Uma força estranha… O meu amigo Jorge Palma, que tem jeito como poucos para lidar com as palavras, cantava: “Ai Portugal, Portugal! De que é que tu estás à espera?” De que está à espera este Portugal-de-todas-as-ambições para se impor no Europeu que estava programado para ser de sonho? Que força estranha é esta que o põe de mal com os outros e consigo próprio? Que lhe falta? Que medos o atormentam? Que atração é esta pelo pesadelo?
Convenhamos: depois de ter tido um início titubeante, assim muito tem-te não caias, a equipa portuguesa passou a dominar por completo as vertentes do jogo e chegou à vantagem com uma justiça menos discutível do que a de Inocêncio de Sá, esse personagem que Fafe deu ao universo das lendas da nossa terra. Manter essa vantagem contra um adversário que defendia com 11 homens dentro o seu próprio meio–campo deveria ter sido tarefa acessível para um conjunto tão ambicioso como as palavras do seu líder, Fernando Santos, deixavam entender. Infelizmente, não foi assim. Este Portugal tem “um pé numa galera e outro no fundo do mar”…

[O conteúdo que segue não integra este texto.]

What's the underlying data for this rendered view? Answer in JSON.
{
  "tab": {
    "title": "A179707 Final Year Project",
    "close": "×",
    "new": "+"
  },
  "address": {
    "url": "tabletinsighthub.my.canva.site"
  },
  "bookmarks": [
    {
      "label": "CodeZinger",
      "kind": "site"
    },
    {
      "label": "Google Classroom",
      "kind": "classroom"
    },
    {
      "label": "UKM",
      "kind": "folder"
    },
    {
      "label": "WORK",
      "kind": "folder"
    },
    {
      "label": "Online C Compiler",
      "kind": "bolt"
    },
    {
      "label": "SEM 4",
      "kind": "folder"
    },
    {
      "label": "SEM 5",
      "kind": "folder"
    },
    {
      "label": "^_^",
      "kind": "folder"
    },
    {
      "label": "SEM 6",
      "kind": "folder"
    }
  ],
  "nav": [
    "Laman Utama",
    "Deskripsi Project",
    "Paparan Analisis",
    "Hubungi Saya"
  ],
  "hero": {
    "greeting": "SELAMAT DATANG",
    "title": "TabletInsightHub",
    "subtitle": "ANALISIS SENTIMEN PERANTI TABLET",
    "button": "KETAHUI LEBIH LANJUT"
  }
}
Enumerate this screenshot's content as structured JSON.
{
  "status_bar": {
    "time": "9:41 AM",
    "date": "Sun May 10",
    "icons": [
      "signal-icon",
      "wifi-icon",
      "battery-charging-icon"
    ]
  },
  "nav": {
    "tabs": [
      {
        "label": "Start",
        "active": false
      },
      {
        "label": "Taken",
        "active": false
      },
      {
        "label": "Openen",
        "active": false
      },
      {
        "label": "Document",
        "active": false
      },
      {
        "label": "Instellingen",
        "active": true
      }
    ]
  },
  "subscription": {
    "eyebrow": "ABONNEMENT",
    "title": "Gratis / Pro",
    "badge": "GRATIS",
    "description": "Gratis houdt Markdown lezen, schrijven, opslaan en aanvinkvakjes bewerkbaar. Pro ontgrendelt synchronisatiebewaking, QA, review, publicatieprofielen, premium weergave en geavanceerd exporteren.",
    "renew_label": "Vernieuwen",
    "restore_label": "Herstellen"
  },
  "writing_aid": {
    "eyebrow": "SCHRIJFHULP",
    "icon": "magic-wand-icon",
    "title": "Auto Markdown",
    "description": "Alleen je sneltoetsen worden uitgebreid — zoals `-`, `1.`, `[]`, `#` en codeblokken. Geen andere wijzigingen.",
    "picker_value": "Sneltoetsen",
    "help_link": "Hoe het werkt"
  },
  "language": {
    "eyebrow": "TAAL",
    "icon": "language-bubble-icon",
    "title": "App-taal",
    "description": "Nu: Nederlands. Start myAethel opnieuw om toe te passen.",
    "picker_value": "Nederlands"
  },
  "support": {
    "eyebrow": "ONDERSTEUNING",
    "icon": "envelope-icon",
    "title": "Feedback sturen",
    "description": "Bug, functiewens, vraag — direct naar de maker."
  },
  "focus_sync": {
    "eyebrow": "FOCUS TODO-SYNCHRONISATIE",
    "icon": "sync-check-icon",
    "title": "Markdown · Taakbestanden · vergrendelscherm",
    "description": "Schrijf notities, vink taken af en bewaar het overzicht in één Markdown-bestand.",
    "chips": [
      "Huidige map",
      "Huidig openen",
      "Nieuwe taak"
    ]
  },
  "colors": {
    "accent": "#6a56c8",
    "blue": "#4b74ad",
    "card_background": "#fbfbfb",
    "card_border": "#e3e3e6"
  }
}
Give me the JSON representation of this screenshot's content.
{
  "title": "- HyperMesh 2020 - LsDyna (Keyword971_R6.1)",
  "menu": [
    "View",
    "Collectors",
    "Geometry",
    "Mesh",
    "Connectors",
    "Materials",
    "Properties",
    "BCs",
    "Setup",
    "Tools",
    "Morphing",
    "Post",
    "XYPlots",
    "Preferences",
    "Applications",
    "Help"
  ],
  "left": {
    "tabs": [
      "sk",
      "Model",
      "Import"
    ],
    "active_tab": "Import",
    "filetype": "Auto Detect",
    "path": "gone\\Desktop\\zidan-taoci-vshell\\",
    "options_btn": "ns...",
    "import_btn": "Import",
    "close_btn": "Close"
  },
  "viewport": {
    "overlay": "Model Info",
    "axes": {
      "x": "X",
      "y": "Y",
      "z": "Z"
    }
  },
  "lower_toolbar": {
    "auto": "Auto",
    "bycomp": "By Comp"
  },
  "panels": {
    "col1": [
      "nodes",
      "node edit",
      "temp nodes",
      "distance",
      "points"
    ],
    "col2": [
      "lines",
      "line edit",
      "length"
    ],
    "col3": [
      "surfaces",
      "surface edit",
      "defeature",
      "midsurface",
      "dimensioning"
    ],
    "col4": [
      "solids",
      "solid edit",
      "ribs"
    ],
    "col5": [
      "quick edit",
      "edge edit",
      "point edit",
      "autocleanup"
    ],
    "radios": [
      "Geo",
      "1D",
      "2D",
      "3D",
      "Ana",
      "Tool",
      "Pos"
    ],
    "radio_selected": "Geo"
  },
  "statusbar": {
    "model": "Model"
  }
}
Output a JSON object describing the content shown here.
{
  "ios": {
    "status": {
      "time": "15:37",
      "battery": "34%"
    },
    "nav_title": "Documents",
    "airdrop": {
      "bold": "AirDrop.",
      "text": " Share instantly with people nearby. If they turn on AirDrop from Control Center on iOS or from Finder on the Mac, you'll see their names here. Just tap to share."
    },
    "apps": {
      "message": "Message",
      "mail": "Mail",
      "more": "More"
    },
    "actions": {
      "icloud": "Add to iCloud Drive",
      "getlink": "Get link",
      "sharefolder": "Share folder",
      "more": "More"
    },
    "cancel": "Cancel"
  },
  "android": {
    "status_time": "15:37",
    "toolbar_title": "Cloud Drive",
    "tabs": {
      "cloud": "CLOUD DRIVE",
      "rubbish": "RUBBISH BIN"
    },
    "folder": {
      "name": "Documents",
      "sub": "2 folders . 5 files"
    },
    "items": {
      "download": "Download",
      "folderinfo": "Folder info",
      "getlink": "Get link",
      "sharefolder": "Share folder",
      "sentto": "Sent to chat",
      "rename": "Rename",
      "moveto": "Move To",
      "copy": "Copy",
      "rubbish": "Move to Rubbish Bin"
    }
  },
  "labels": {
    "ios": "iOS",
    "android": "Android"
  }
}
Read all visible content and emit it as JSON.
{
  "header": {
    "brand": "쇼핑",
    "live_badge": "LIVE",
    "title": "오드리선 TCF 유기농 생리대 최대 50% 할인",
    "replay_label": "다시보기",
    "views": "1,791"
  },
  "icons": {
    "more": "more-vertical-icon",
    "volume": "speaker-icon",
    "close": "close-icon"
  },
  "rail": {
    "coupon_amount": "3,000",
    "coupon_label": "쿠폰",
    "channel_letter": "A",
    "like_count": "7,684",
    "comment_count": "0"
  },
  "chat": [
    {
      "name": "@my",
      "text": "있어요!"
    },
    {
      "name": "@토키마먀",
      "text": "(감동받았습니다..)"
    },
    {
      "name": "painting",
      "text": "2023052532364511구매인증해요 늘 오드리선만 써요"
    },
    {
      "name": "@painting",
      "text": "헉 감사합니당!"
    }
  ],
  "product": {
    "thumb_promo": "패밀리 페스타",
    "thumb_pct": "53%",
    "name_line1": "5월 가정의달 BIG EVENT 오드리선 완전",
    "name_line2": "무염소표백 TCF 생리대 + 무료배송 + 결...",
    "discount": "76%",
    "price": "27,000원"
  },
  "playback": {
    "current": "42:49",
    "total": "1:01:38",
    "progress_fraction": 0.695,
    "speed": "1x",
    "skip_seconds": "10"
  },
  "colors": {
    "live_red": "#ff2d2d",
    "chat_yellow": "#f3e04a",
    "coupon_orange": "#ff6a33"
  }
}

De um lado, aquela arrogância que gabamos aos outros e temos dificuldade em aceitar em nós mesmos, a capacidade de dizer em voz alta que somos bons, melhores do que a maior parte, e que essa qualidade nos permite encarar com naturalidade o peso das responsabilidades que nos põem sobre os ombros. Do outro, este “apequenamento” incompreensível que brota do fundo do peito no momento agressivo da batalha, da prova, da necessidade de transformar o verbo em factos. É aí que o futebol passa para o domínio da psicanálise. Seria quase de aconselhar-lhe uma visita ao n.o 19 da Berggasse, em Viena, casa do excelentíssimo Sigmund Freud…
Ano após ano após ano, Portugal surge nas fases finais de Europeus e Mundiais com a aura de uma possível surpresa, tal a qualidade, experiência e moral dos seus jogadores. Ano após ano após ano, os portugueses recebem pelas costas abaixo baldes de água gelada de desilusões. Que nos falta? Que nó se aperta na cabeça dos artistas que não são capazes de demonstrar em público, para milhões de pessoas em todo o universo, a bondade da sua arte?
Treinador e jogadores fizeram os possíveis para passarem uma imagem de mudança. Chega de trazer o desgosto às costas, como diz o Palma. Abriram o cofre das suas desconfianças e deitaram-nas para longe, para algures onde as levasse o vento. Para já, de nada serviu.
Não falta muito, apenas dois dias, para que Portugal volte a entrar em campo e decida frente à Áustria o futuro nesta competição para a qual veio carregado de sonhos. Sábado é tempo de renegar a maldição dos falhanços, dos desastres, e provar que quem joga deve aprender a perder e que nem sempre se pode esperar que a sorte venha bater à nossa porta. Uma vitória sobre os austríacos não abre apenas as portas largas dos oitavos-de-final, como deixa o primeiro lugar ali ao esticar da mão. Continuamos todos à espera. Portugal inteiro à espera. De quê? De que a seleção nacional saiba ser aquilo que é tantas e tantas vezes e o demonstre no palco no qual só os eleitos se mostram. Não há mais tempo a perder. Está tudo em aberto. Que Cristiano Ronaldo saiba comandar os seus amigos, os seus companheiros, “capitão da malta”, na revolta que não se vai ao fim da tarde como a dos putos de Carlos do Carmo.
É já aí, em Paris, cidade preferida de Eusébio, onde sempre era feliz.
Nessa Paris inquieta, intranquila, a violência em cada esquina, pronta, bruta e assassina. Há sempre Paris quando nada mais há.
Para Portugal há agora Paris no horizonte. Desde que não fique à espera. Se ficar à espera, ninguém o virá ajudar. O Palma sabia. Nós sabemos todos. É só preciso que, agora, eles também saibam.